A quick blog post as I’ve been recently setting up a server with KVM and docker. If you’re using a bridge interface to have your VMs talk to your network, you might notice that after a docker installation, your VMs have suddenly no connection. So what is going on?
It turns out, docker adds a bunch of
iptables rules by default which prevent communication. These will interfere with an already existing bridge, and suddenly your VMs will report no network. There are two ways to solve it:
- Add a new rule for your bridge.
- Stop docker from adding iptables rules.
I’m assuming Ubuntu 17.04 for the commands below; they should be similar on any Debian based system.
Solution 1: Add a new rule
In my case, my bridge is called
br0. docker changes the default for
FORWARD from accept to drop, and adds a few exceptions for itself.

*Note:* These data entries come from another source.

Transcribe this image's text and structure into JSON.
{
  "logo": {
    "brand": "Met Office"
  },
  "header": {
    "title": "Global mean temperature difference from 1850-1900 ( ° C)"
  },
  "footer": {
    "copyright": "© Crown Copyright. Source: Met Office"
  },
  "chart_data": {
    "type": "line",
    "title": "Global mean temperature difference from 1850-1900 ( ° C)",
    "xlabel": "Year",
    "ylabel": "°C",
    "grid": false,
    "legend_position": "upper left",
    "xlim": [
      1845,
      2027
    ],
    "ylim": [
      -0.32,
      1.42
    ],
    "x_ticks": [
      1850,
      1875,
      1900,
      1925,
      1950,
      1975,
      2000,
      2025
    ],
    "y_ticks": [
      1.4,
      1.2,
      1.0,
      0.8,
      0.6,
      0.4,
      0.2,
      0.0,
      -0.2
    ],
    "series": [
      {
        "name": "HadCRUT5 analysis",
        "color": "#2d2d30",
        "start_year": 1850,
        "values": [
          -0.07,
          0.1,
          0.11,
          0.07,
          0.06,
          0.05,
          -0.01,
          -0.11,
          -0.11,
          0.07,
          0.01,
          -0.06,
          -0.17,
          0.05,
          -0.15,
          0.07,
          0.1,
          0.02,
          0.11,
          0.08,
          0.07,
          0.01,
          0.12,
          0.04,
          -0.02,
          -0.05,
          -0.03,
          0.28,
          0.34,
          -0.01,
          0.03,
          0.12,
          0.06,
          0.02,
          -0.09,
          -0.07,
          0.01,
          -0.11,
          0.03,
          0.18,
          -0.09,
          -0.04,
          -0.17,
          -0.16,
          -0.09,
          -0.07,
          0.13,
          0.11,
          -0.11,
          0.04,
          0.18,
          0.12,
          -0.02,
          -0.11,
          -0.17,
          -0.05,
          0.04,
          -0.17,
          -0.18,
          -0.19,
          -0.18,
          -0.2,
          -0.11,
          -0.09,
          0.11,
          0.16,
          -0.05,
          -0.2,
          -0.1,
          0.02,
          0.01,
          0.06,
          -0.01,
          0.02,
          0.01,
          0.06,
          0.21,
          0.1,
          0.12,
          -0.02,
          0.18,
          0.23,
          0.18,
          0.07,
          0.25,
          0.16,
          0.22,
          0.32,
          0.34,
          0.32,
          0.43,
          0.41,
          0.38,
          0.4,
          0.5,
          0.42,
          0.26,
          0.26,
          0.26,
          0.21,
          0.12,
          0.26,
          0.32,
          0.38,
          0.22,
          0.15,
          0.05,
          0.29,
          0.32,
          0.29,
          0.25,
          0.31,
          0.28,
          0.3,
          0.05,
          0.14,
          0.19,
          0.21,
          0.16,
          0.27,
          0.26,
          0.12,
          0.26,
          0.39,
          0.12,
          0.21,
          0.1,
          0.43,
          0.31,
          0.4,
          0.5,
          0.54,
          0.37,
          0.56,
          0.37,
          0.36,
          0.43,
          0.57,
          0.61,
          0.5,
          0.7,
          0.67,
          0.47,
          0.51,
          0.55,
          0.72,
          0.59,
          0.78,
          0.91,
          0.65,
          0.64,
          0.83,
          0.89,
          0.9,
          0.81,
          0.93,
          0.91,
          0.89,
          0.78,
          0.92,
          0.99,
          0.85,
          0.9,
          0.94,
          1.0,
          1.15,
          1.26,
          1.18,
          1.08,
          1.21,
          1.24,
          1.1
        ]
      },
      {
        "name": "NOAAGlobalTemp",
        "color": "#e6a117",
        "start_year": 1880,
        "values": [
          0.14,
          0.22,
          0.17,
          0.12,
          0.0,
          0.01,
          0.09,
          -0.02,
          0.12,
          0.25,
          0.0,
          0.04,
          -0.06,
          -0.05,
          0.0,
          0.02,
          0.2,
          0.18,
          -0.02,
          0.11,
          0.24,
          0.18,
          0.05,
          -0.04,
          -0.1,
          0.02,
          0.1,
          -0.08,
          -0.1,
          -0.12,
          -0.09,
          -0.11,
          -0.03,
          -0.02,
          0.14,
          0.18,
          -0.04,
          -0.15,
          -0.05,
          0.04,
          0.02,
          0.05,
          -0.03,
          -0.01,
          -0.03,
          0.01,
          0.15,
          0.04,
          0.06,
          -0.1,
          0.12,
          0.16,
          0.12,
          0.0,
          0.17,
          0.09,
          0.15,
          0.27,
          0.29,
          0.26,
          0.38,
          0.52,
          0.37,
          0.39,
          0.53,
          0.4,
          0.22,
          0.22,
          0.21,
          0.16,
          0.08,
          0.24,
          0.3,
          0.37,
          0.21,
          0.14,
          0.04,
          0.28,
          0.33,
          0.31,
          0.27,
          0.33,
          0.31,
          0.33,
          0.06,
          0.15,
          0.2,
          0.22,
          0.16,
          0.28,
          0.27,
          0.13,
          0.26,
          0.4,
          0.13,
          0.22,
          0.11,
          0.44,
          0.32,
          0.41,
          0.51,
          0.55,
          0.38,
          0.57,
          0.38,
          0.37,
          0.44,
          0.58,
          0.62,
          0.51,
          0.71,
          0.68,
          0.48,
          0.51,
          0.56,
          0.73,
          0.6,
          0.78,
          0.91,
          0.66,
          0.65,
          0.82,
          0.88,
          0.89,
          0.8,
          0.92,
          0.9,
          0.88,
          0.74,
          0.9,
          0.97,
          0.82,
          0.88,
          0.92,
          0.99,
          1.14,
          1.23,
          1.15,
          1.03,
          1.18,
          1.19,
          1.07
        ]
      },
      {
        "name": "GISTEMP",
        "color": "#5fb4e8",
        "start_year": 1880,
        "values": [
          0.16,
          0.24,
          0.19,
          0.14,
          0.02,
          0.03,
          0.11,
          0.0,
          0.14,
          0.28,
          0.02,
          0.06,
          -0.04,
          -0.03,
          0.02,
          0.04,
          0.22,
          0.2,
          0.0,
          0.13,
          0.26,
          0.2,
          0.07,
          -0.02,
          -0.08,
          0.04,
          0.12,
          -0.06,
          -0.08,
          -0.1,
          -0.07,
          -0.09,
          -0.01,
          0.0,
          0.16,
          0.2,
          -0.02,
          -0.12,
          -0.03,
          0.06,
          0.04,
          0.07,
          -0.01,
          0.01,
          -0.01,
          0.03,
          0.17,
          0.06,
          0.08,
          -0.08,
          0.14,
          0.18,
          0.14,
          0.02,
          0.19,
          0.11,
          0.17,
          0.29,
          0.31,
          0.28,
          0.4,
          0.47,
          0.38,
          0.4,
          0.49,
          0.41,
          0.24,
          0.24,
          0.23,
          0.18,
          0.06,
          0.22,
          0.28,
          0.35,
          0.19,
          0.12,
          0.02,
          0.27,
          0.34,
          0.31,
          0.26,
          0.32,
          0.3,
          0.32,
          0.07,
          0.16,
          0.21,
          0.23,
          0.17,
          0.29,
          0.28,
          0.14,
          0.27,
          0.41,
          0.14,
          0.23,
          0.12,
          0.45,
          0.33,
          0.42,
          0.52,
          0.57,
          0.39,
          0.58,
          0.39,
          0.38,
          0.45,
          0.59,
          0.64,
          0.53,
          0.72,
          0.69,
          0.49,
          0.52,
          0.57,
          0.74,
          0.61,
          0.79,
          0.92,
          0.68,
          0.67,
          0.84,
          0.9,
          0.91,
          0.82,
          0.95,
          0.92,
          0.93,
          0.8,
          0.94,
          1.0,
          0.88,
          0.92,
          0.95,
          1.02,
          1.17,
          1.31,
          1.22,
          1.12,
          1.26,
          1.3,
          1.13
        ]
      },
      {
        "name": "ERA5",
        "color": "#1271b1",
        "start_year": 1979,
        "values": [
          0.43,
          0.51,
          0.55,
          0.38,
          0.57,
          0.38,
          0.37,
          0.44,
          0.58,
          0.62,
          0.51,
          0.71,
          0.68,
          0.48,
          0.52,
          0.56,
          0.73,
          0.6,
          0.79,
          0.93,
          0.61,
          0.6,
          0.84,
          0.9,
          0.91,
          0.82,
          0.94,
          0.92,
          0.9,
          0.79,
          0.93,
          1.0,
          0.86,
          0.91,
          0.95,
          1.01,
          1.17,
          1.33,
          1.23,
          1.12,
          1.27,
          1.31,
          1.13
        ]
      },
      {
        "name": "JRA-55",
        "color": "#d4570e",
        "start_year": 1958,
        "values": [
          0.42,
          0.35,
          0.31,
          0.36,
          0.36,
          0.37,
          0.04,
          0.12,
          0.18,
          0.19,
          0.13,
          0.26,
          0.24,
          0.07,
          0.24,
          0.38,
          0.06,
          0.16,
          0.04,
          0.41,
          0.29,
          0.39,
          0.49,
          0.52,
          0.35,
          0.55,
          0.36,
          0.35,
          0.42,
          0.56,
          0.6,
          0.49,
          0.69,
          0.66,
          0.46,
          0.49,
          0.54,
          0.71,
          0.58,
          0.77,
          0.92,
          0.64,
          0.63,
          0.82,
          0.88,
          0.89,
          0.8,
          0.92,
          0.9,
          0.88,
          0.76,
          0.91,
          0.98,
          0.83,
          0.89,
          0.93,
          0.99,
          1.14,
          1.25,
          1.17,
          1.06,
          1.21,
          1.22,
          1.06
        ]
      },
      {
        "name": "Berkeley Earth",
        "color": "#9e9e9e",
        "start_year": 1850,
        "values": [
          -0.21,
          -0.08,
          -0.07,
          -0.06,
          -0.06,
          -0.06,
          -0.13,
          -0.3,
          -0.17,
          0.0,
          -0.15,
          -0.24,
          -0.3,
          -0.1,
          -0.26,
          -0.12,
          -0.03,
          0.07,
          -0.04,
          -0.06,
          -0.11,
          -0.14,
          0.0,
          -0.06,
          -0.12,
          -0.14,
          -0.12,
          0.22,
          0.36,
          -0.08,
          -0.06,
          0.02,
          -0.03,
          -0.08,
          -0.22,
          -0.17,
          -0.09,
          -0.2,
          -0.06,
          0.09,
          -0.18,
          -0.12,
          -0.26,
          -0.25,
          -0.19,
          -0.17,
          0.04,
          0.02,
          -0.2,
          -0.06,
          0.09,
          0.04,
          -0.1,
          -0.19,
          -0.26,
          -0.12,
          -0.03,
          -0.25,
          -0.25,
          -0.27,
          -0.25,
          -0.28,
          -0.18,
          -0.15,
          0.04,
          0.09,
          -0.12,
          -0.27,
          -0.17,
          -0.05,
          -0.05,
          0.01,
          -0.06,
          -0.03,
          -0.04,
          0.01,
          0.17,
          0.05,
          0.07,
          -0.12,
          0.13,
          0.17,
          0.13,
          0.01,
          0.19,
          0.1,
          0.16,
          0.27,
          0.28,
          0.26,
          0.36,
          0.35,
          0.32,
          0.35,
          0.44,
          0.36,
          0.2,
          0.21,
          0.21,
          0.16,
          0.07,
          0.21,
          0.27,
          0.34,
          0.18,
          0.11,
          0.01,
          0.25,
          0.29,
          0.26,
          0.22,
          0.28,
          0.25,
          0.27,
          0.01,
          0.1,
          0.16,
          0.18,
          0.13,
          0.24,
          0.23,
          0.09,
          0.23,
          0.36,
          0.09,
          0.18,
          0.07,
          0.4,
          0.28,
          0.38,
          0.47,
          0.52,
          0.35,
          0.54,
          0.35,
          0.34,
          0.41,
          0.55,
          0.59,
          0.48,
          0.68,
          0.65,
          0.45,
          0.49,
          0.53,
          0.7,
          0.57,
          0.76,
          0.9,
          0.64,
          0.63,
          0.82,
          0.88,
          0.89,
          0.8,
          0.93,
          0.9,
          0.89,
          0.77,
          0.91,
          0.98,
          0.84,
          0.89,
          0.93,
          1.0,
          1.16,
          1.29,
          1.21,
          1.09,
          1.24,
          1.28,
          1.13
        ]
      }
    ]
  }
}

Adding a new forward rule for
br0 will allow your bridge (and the
devices) behind it to get back into your network and not get dropped:
iptables -A FORWARD -i br0 -o br0 -j ACCEPT
Unfortunately, this won’t be persistent – you’ll need the
iptables-persistent package on Linux to make it persistent, plus some extra setup. It’s good for a quick test though! (Source)
Solution 2: Stop docker
In my case, the server is not on the public internet, and I’ve got no need for the extra security. It turns out that the docker service adds the rules on startup, unless
--iptables=false is used. This can be either added to the default docker configuration, or, slightly cleaner in my opinion, to the
daemon.json configuration file (see the documentation for all options). Create a file
/etc/docker/daemon.json with the following contents:
"iptables" : false
That’ll stop docker from adding new rules, and everything will work as it did before.